Le style s’exprime aussi dans l’industrie comme Siège de la Société des Hauts-Fournaux et fonderies de Pont-à-Mousson. Certains industriels se sont fait construire leur maison dans un style Art Déco, à côté de leur entreprise. C’est le cas de la Villa Bonnabel, son propriétaire avait une usine de biscuits à proximité.

PENSEZ-VOUS QU’AUJOURD’HUI L’ART DÉCO EST RECONNU À SA JUSTE VALEUR ?

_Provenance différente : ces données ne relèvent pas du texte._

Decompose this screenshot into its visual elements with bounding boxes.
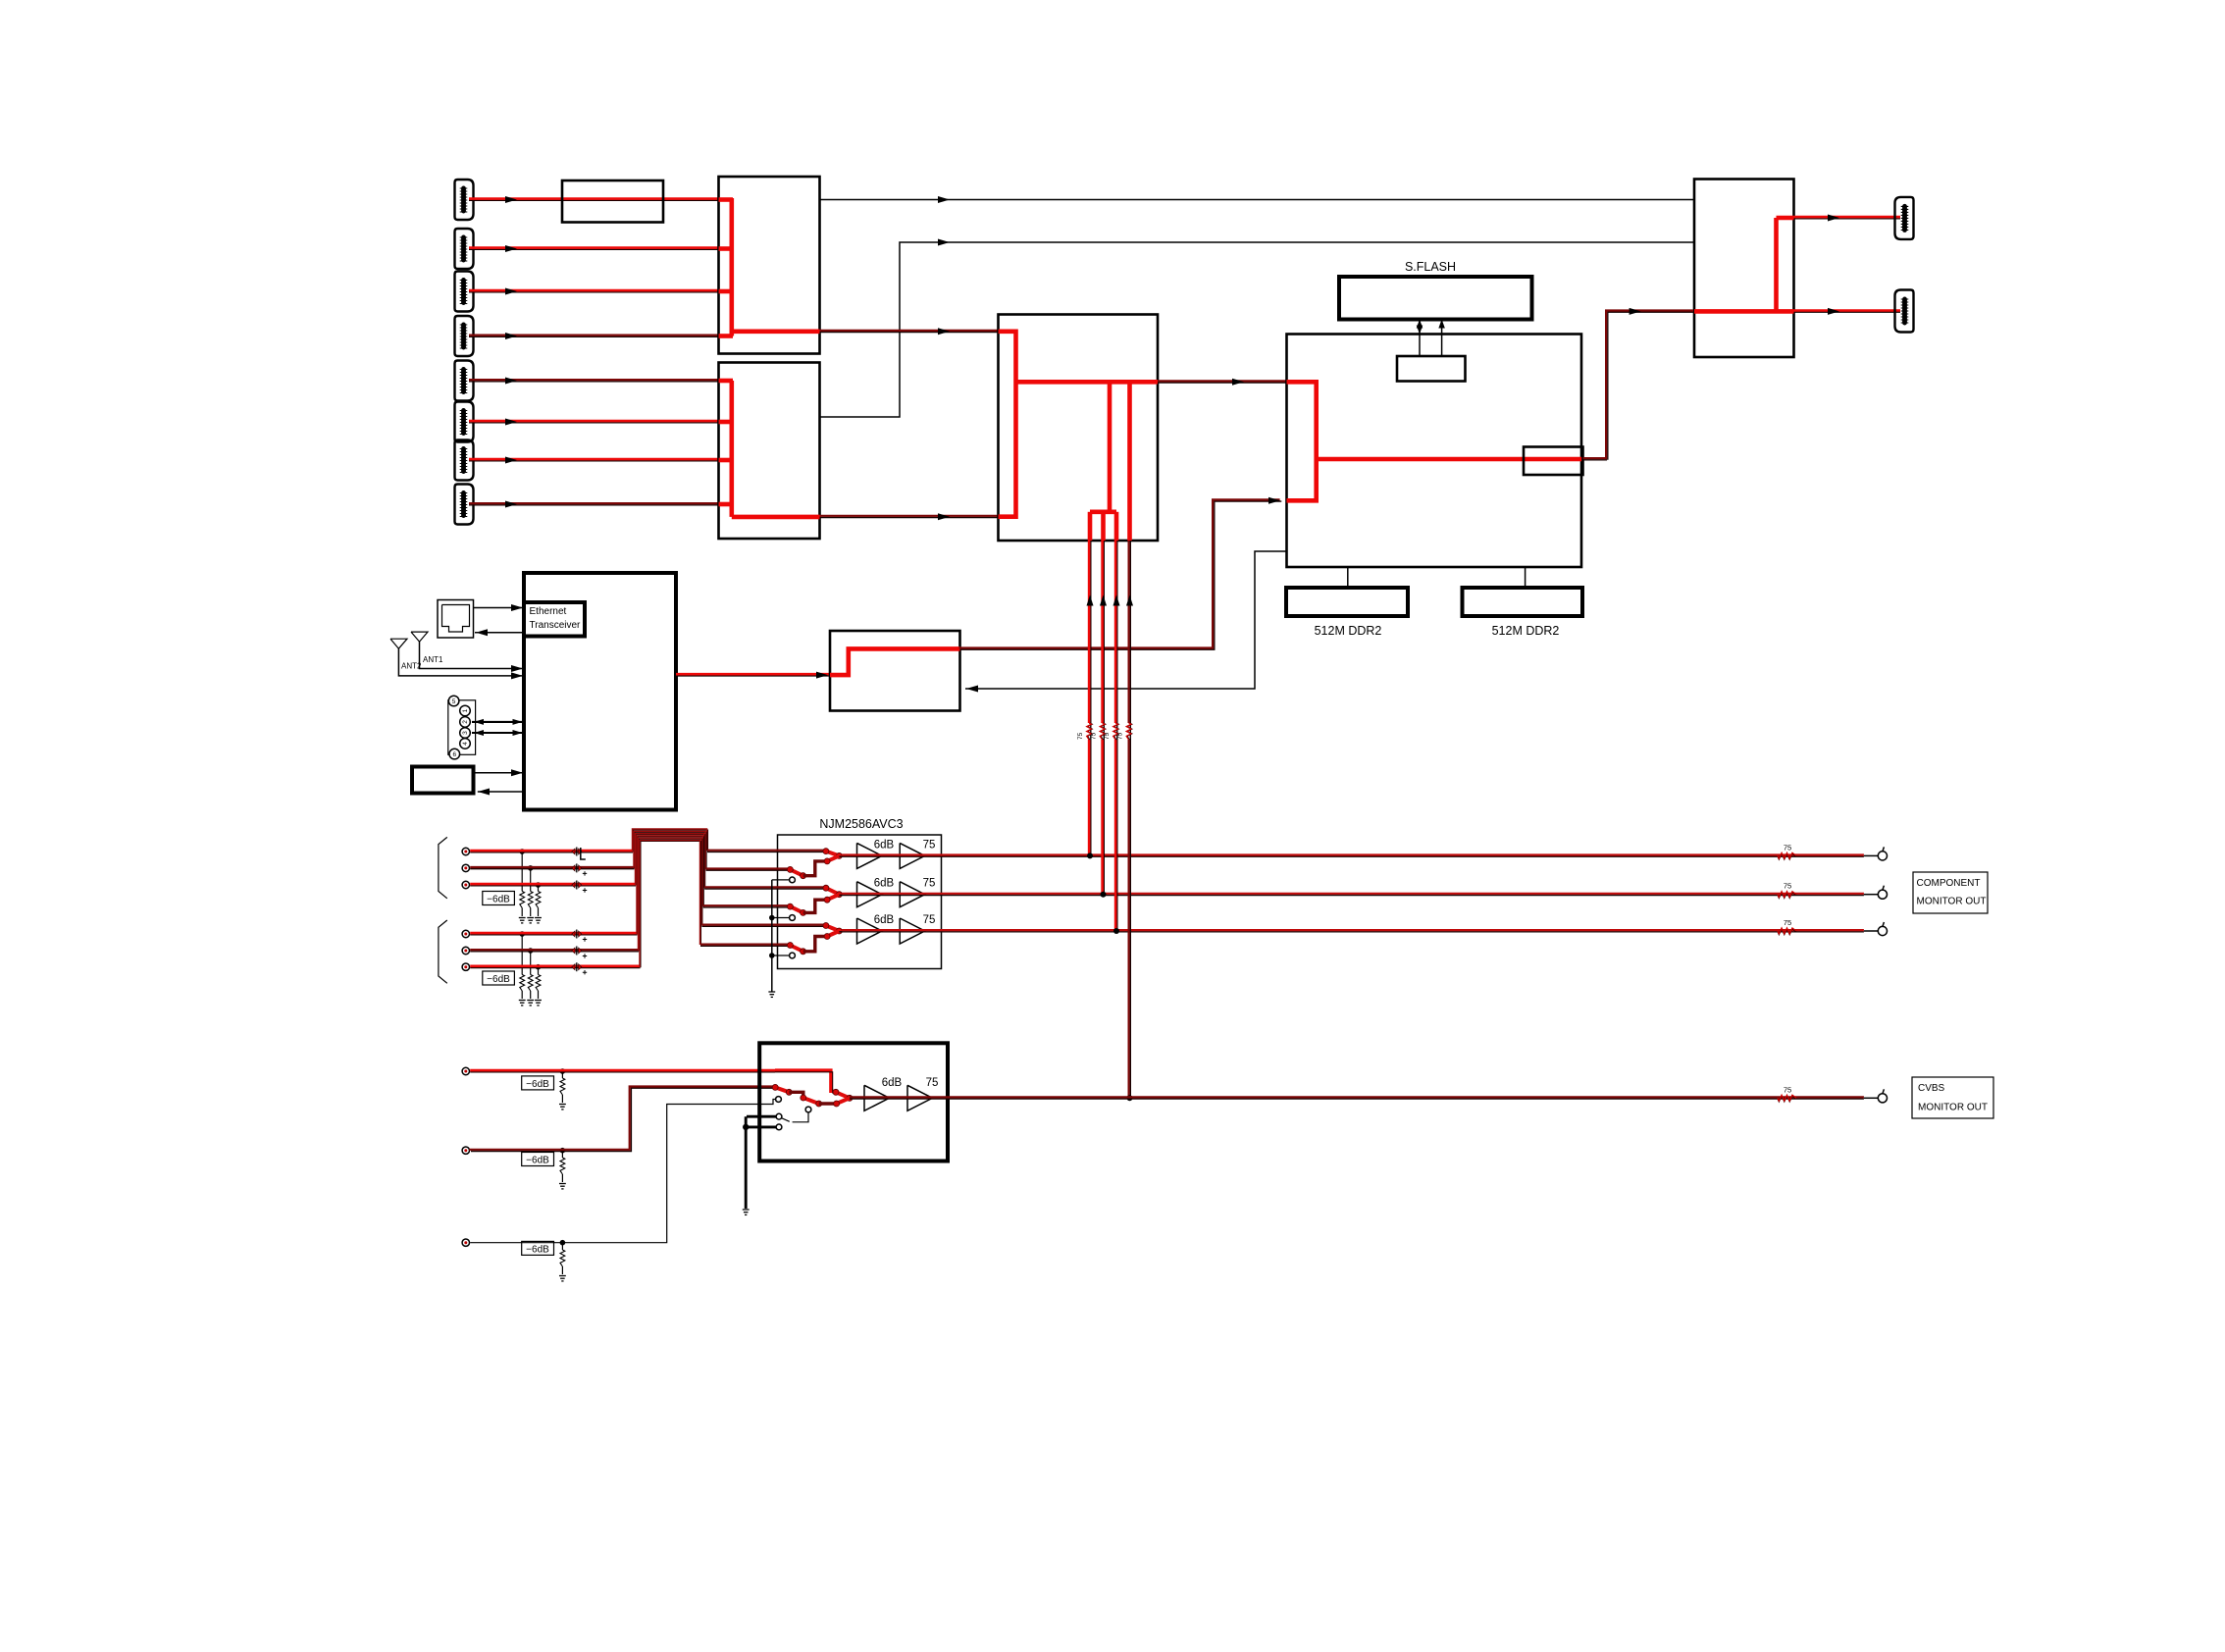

Cela ne fait qu’une dizaine d’années qu’on commence à voir des expositions et des travaux sur la question. A Nancy, on a quand même un travail important que j’aimerais souligner qui est celui de Gilles Marseille. Il a beaucoup travaillé sur l’architecture de l’entre-deux guerres et a recensé tout ce patrimoine construit à cette période.

Avec l’évènement Métrofolies ont peut espérer qu’il y ait une poursuite concrète à toute cette patrimonialisation de l’Art Déco et qui aille au-delà de ces bâtiments emblématiques qu’on connaît. Cela permet de valoriser des bâtiments qui restent des témoignages de la crise du logement qu’il y avait en France dans les années 1920-30.

AUJOURD’HUI, COMMENT CE PATRIMOINE EST-IL PRÉSERVÉ ?

Certains bâtiments emblématiques sont protégés, comme le siège de Pont-à-Mousson, ainsi que ses vitraux, réalisés par Jacques Gruber.

La difficulté concerne aujourd’hui les logements privés, qui restent à la merci des propriétaires. Ils ont tendance à repeindre les façades dans des tons jaunes ou orangés, très associés à l’imaginaire des années 1930, mais éloignés des teintes grises ou sombres d’origine. Le style revient à la mode, mais cette tendance ne reflète pas toujours la réalité historique.

QUE PEUT ENCORE NOUS APPRENDRE L’ART DÉCO SUR NOTRE RAPPORT À LA VILLE, À LA MODERNITÉ ?

A Nancy spécifiquement, l’Art Déco raconte d’abord la reconstruction d’après-guerre.

Mais il éclaire aussi l’évolution du tissu urbain, on peut imaginer que dans trente ans on célèbrera le centenaire des Trente Glorieuses, le quartier de la gare deviendra un enjeu patrimonial à son tour. Les styles se superposent : l’Excelsior, par exemple, construit à l’époque de l’Art Nouveau, reçoit une extension Art Déco dans les années 1930 puis des transformations dans les années 1970.

L’Art Déco nous permet de comprendre l’expansion de la ville : Nancy s’agrandit énormément dans les années 1920-1930. Comme à la frontière avec Vandoeuvre, Villers ou Laxou, on trouve des rues entières bâties durant cette période. Elles témoignent de l’évolution urbaine de toute l’agglomération.